Schedule and Events

March 26-29, 2012, Software Test Professionals Conference, New Orleans
July, 14-15, 2012 - Test Coach Camp, San Jose, California
July, 16-18, 2012 - Conference for the Association for Software Testing (CAST 2012), San Jose, California
August 2012+ - At Liberty; available. Contact me by email:

Thursday, June 26, 2008

An update from Matt's day job

My last company was really top flight. I enjoyed my time at Priority Health; it's a good company. Toward, the end though, I had this odd experience. I struck up a conversation with a guy in the lunch line, and he said "My name is Mark, and I am in IT."

That was totally obvious to me. In fact, the guy sat diagonally from me, one row across and one cubical over. He had been with the company a year.

How is it possible that Mark not only did not know me, but he didn't even realize what department I was in?

Somehow, I had access to people, names, faces, and expertise that he did not. I had a /tacit/, /implicit/ network that was not publicly available. Even if he read the wiki we used for team collaboration extensively, he probably wouldn't know what I looked like. And even if he did, it's doubtful that he could connect to me when he thought of say, automating testing of large database recordsets.

It turns out that the tools we lacked at Priority are the same tools you might get from Myspace, or FaceBook, or possibly LinkedIn. But there's no way way to get those tools inside a company ... yet.

So I went to work for Socialtext.

Last week at the enterprise 2.0 show, Information Week Magazine interviewed Ross Mayfield, our president and chair of our board. (He gave a keynote speech at the show; Socialtext suffers no slobs.)

In the interview, which is up on Youtube, Ross shows off our latest product offerings here.

It's a great time to be a tester.

More to come.


Anonymous said...

This is an aside from your main point, but even with the best social networking tools available, I will still make the same awkward introductions as Mark. Some people just aren't wired the same way, and we don't easily recognize faces. Instead we have to rely on other clues like voice, hair color, glasses and context.

I met you at GTAC and see your picture on this blog every time you post, but my chances of recognizing you next time we meet are slim.

Anonymous said...

I agree that video is the most engaging form of online media today, and it only looks like it is set to get bigger. It seems though, that the concept of using social networking and video for businesses to increase engagement and enhance collaboration, both externally and internally, has not really reached its full potential.
This seems like a step in the right direction but it is true that social networking tools don't automatically mean you will recognize someone on the street as the web is virtual and may never constitute to forging real relationships.

Patrick said...

My team has gone through some major changes in the past few years. We now work from home more often and we are responsible for client endpoints for both our domestic and international business units. We have leveraged desktop video conference, VoIP, IM, SMS, etc, to stay more connected when we are working with remote business partners.
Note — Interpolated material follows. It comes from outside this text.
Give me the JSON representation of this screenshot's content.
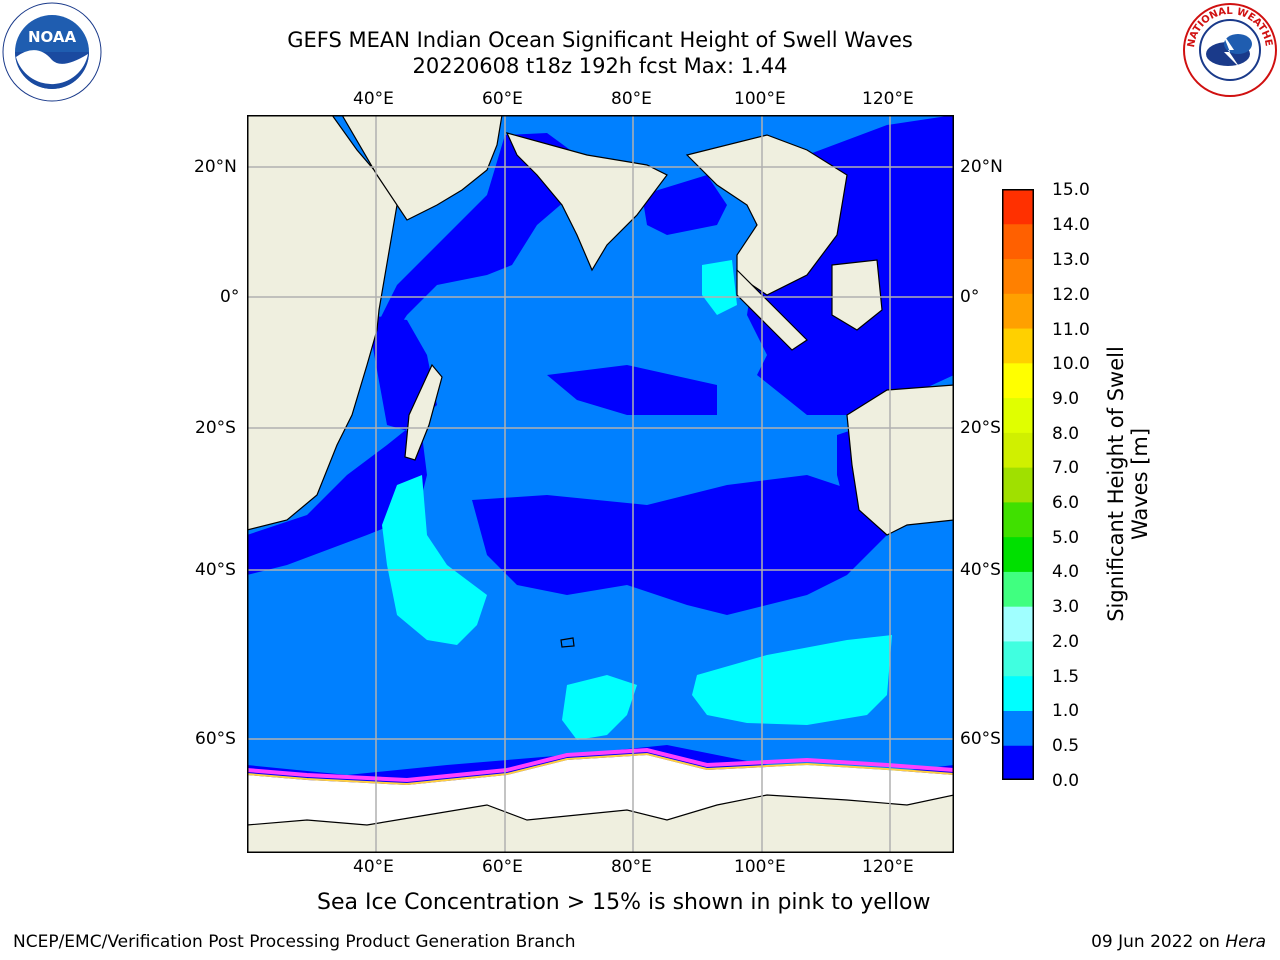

But technology is only a tool and the largest hurdle that we face is our own limitations on meaningful connectivity when not physically together. Almost my entire job can be done from home but there seems to be a physiological disconnect between my team mates if we do not meet together at least once a week. I think that this is a personal limitation because there are others that work in other states that I work better with remotely then team members that are physically next to me.
I think that the next generation will have far fewer issues with physical isolation while still maintaining a social connects since this is the world that they grew up in.